Monday, July 28, 2008

Going green: Powering it all (Part 2)

Boy, this whole "Let's save the world" thing takes a bit of time and effort ;)

Things are moving slowly, but they are moving, thankfully.

Initial design and simulation for the whole wave/tidal power generation thing is promising, which is nice to find. I'd initially planned to set out and build a small prototype in a MacGyver-esque fashion, but have held off for the time being. Rather than slapping something together willy-nilly to demonstrate feasibility, I feel it would likely be more beneficial and fulfilling to put together a more sound prototype, and demonstrate what's necessary to be able to power n homes by scaling up the design. Knowing me, I'll wind up building a prototype that's a compromise of the two in the coming month or so.

Meanwhile, I've been concentrating more on the solar/thermal power generation side of things, for a couple of reasons:
- it's where I feel the most bang for the buck will be found, long term, when considering all factors
- I can make and test prototypes at home -- no travelling to the shore required
- small-scale prototypes will still demonstrate proof of concept, and have negligible cost

Much work has already been done in the field, and things like improvements to Sterling Engine design and implementation are currently being researched by a variety of organizations.

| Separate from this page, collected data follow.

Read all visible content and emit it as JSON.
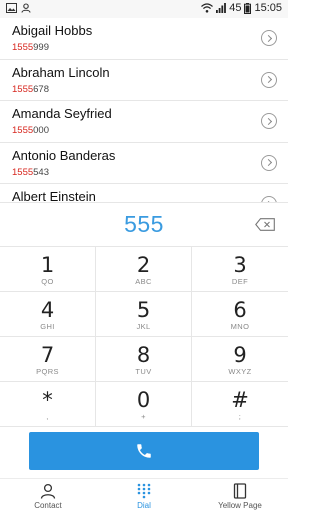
{
  "status_bar": {
    "signal_text": "45",
    "time": "15:05"
  },
  "contacts": [
    {
      "name": "Abigail Hobbs",
      "match": "1555",
      "rest": "999"
    },
    {
      "name": "Abraham Lincoln",
      "match": "1555",
      "rest": "678"
    },
    {
      "name": "Amanda Seyfried",
      "match": "1555",
      "rest": "000"
    },
    {
      "name": "Antonio Banderas",
      "match": "1555",
      "rest": "543"
    },
    {
      "name": "Albert Einstein",
      "match": "",
      "rest": ""
    }
  ],
  "dialer": {
    "number": "555"
  },
  "keypad": [
    {
      "digit": "1",
      "letters": "QO"
    },
    {
      "digit": "2",
      "letters": "ABC"
    },
    {
      "digit": "3",
      "letters": "DEF"
    },
    {
      "digit": "4",
      "letters": "GHI"
    },
    {
      "digit": "5",
      "letters": "JKL"
    },
    {
      "digit": "6",
      "letters": "MNO"
    },
    {
      "digit": "7",
      "letters": "PQRS"
    },
    {
      "digit": "8",
      "letters": "TUV"
    },
    {
      "digit": "9",
      "letters": "WXYZ"
    },
    {
      "digit": "*",
      "letters": ","
    },
    {
      "digit": "0",
      "letters": "+"
    },
    {
      "digit": "#",
      "letters": ";"
    }
  ],
  "nav": {
    "contact": "Contact",
    "dial": "Dial",
    "yellow_page": "Yellow Page"
  },
  "colors": {
    "accent": "#2a93e0",
    "match": "#d7261e"
  }
}
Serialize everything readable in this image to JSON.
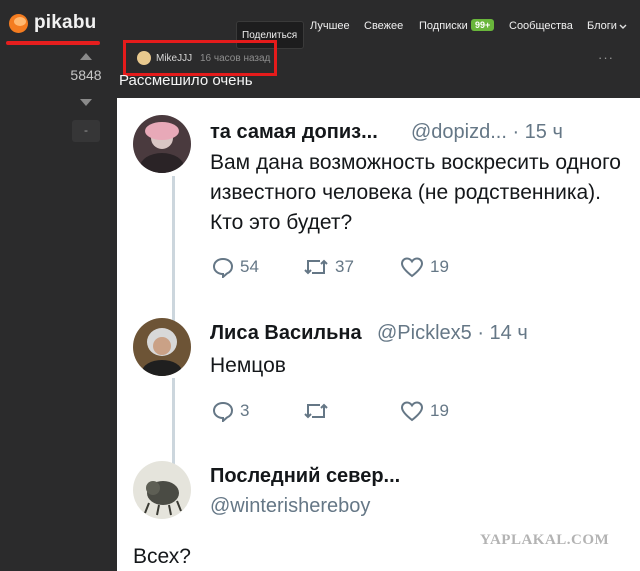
{
  "header": {
    "logo_text": "pikabu",
    "share_tooltip": "Поделиться",
    "nav": [
      "Лучшее",
      "Свежее",
      "Подписки",
      "Сообщества",
      "Блоги"
    ],
    "subscriptions_badge": "99+",
    "blogs_chevron": "chevron-down-icon"
  },
  "post": {
    "rating": "5848",
    "minus_label": "-",
    "author": "MikeJJJ",
    "time_ago": "16 часов назад",
    "more": "···",
    "title": "Рассмешило очень"
  },
  "tweets": [
    {
      "name": "та самая допиз...",
      "handle": "@dopizd... · 15 ч",
      "text": "Вам дана возможность воскресить одного известного человека (не родственника). Кто это будет?",
      "replies": "54",
      "retweets": "37",
      "likes": "19"
    },
    {
      "name": "Лиса Васильна",
      "handle": "@Picklex5 · 14 ч",
      "text": "Немцов",
      "replies": "3",
      "retweets": "",
      "likes": "19"
    },
    {
      "name": "Последний север...",
      "handle": "@winterishereboy",
      "text": "Всех?"
    }
  ],
  "watermark": "YAPLAKAL.COM",
  "colors": {
    "accent_red": "#e51b1b",
    "badge_green": "#69b63b",
    "logo_orange": "#f47c20",
    "twitter_gray": "#657786"
  }
}
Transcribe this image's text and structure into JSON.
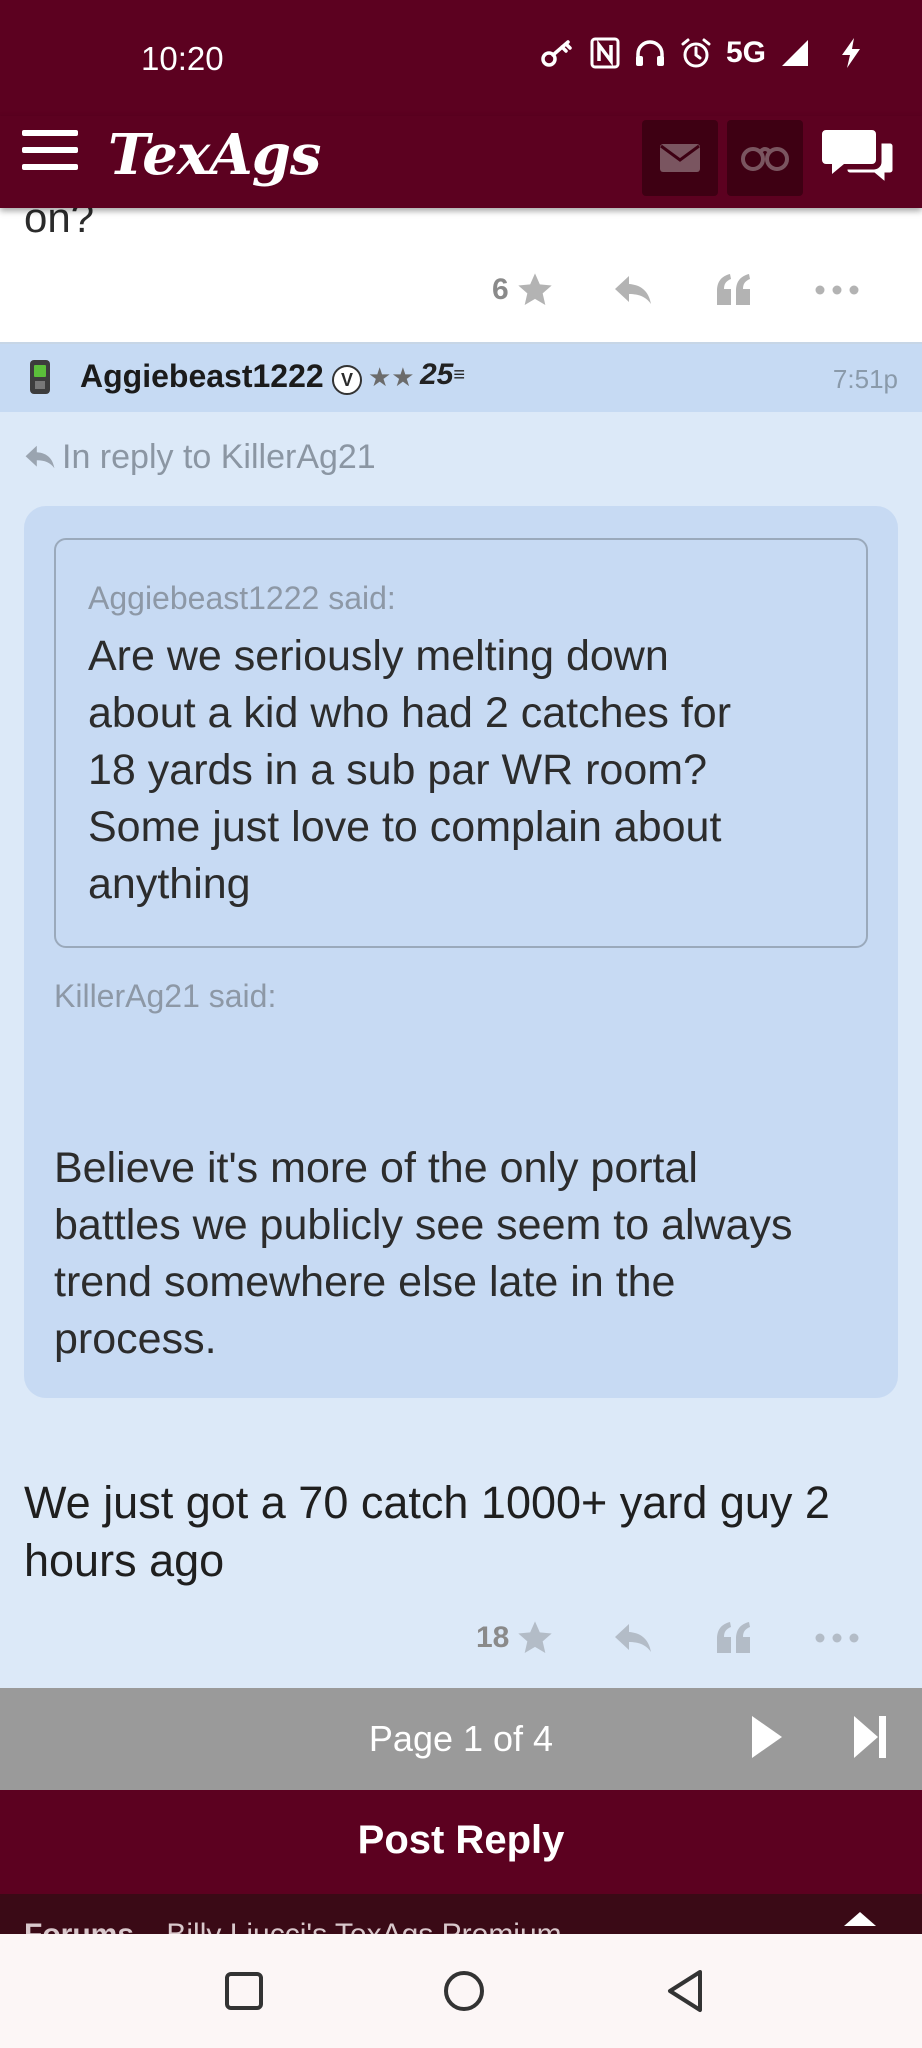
{
  "status_bar": {
    "time": "10:20",
    "network": "5G"
  },
  "app_bar": {
    "logo": "TexAgs"
  },
  "previous_post": {
    "trailing_text": "on?",
    "star_count": "6"
  },
  "post": {
    "username": "Aggiebeast1222",
    "verified_badge": "V",
    "stars": "★★",
    "year_badge": "25",
    "time": "7:51p",
    "in_reply_to": "In reply to KillerAg21",
    "nested_quote": {
      "said_label": "Aggiebeast1222 said:",
      "lines": [
        "Are we seriously melting down",
        "about a kid who had 2 catches for",
        "18 yards in a sub par WR room?",
        "Some just love to complain about",
        "anything"
      ]
    },
    "outer_quote": {
      "said_label": "KillerAg21 said:",
      "lines": [
        "Believe it's more of the only portal",
        "battles we publicly see seem to always",
        "trend somewhere else late in the",
        "process."
      ]
    },
    "reply_lines": [
      "We just got a 70 catch 1000+ yard guy 2",
      "hours ago"
    ],
    "star_count": "18"
  },
  "pager": {
    "label": "Page 1 of 4"
  },
  "post_reply": {
    "label": "Post Reply"
  },
  "forum_breadcrumb": {
    "first": "Forums",
    "second": "Billy Liucci's TexAgs Premium"
  },
  "colors": {
    "maroon": "#5c0120",
    "post_bg": "#dce9f8",
    "quote_bg": "#c7daf3"
  },
  "icons": [
    "key-icon",
    "nfc-icon",
    "headphones-icon",
    "alarm-icon",
    "signal-icon",
    "charging-icon",
    "menu-icon",
    "mail-icon",
    "binoculars-icon",
    "chat-icon",
    "star-icon",
    "reply-icon",
    "quote-icon",
    "more-icon",
    "phone-icon",
    "play-icon",
    "skip-last-icon",
    "chevron-up-icon",
    "square-nav-icon",
    "home-nav-icon",
    "back-nav-icon"
  ]
}
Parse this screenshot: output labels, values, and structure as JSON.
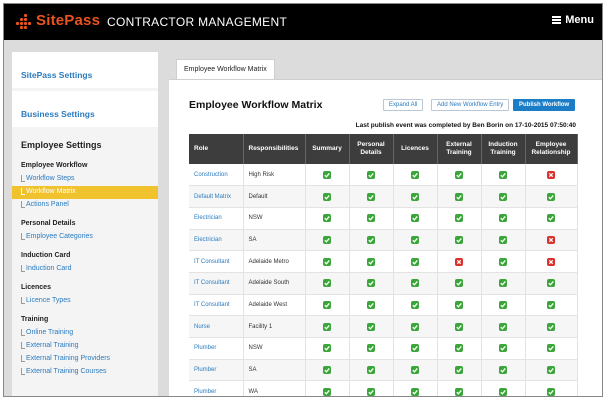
{
  "header": {
    "logo_text": "SitePass",
    "app_title": "CONTRACTOR MANAGEMENT",
    "menu_label": "Menu"
  },
  "sidebar": {
    "cards": [
      "SitePass Settings",
      "Business Settings"
    ],
    "section_title": "Employee Settings",
    "groups": [
      {
        "title": "Employee Workflow",
        "links": [
          "Workflow Steps",
          "Workflow Matrix",
          "Actions Panel"
        ]
      },
      {
        "title": "Personal Details",
        "links": [
          "Employee Categories"
        ]
      },
      {
        "title": "Induction Card",
        "links": [
          "Induction Card"
        ]
      },
      {
        "title": "Licences",
        "links": [
          "Licence Types"
        ]
      },
      {
        "title": "Training",
        "links": [
          "Online Training",
          "External Training",
          "External Training Providers",
          "External Training Courses"
        ]
      }
    ],
    "active_link": "Workflow Matrix"
  },
  "tab": {
    "label": "Employee Workflow Matrix"
  },
  "panel": {
    "title": "Employee Workflow Matrix",
    "buttons": {
      "expand": "Expand All",
      "add": "Add New Workflow Entry",
      "publish": "Publish Workflow"
    },
    "publish_note": "Last publish event was completed by Ben Borin on 17-10-2015 07:50:40"
  },
  "matrix": {
    "columns": [
      "Role",
      "Responsibilities",
      "Summary",
      "Personal Details",
      "Licences",
      "External Training",
      "Induction Training",
      "Employee Relationship"
    ],
    "rows": [
      {
        "role": "Construction",
        "resp": "High Risk",
        "cells": [
          1,
          1,
          1,
          1,
          1,
          0
        ]
      },
      {
        "role": "Default Matrix",
        "resp": "Default",
        "cells": [
          1,
          1,
          1,
          1,
          1,
          1
        ]
      },
      {
        "role": "Electrician",
        "resp": "NSW",
        "cells": [
          1,
          1,
          1,
          1,
          1,
          1
        ]
      },
      {
        "role": "Electrician",
        "resp": "SA",
        "cells": [
          1,
          1,
          1,
          1,
          1,
          0
        ]
      },
      {
        "role": "IT Consultant",
        "resp": "Adelaide Metro",
        "cells": [
          1,
          1,
          1,
          0,
          1,
          0
        ]
      },
      {
        "role": "IT Consultant",
        "resp": "Adelaide South",
        "cells": [
          1,
          1,
          1,
          1,
          1,
          1
        ]
      },
      {
        "role": "IT Consultant",
        "resp": "Adelaide West",
        "cells": [
          1,
          1,
          1,
          1,
          1,
          1
        ]
      },
      {
        "role": "Nurse",
        "resp": "Facility 1",
        "cells": [
          1,
          1,
          1,
          1,
          1,
          1
        ]
      },
      {
        "role": "Plumber",
        "resp": "NSW",
        "cells": [
          1,
          1,
          1,
          1,
          1,
          1
        ]
      },
      {
        "role": "Plumber",
        "resp": "SA",
        "cells": [
          1,
          1,
          1,
          1,
          1,
          1
        ]
      },
      {
        "role": "Plumber",
        "resp": "WA",
        "cells": [
          1,
          1,
          1,
          1,
          1,
          1
        ]
      }
    ]
  },
  "colors": {
    "brand": "#e8531e",
    "link": "#2a7bbf",
    "active": "#f0c22e",
    "ok": "#3aa63a",
    "no": "#d9312b",
    "header_bg": "#3d3d3d"
  }
}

What's a Sterling Engine? Well, it's a type of heat engine -- one that operates simply by applying heat (from combustion, solar energy, geothermal, or what have you). They are quite simple, with very few moving parts, and have been demonstrated to operate with just a few degrees difference in temperature between the cold and hot portions of the engine. (Some will even operate off of the heat from the palm of your hand) Google will lead you to a whole variety of resources, including how to build your own with a few tin cans.

With all that's been done in mind, why bother? Hrmm...well, I've got a variation on the theme in mind which I hope will scale up nicely -- at the moment the main design has only one moving part, although some additional parts may be incorporated to offer better efficiency, if needed. I'd like to run some computer simulations, however many of the nice simulation software packages that include computational fluid dynamics are rather such, I'm simply hoping to execute a design that works, based on simple high school/undergrad calculations. If the design can be shown to work, well, then I'll put in some effort to further optimize it.

Of course, if the variation doesn't work as intended, it'll be time to sip a soda and gather my thoughts. If it does, well, I'll wire it up as a generator to see what average power it'll generate over a reasonable amount of time. I'll keep you posted with the results, either way.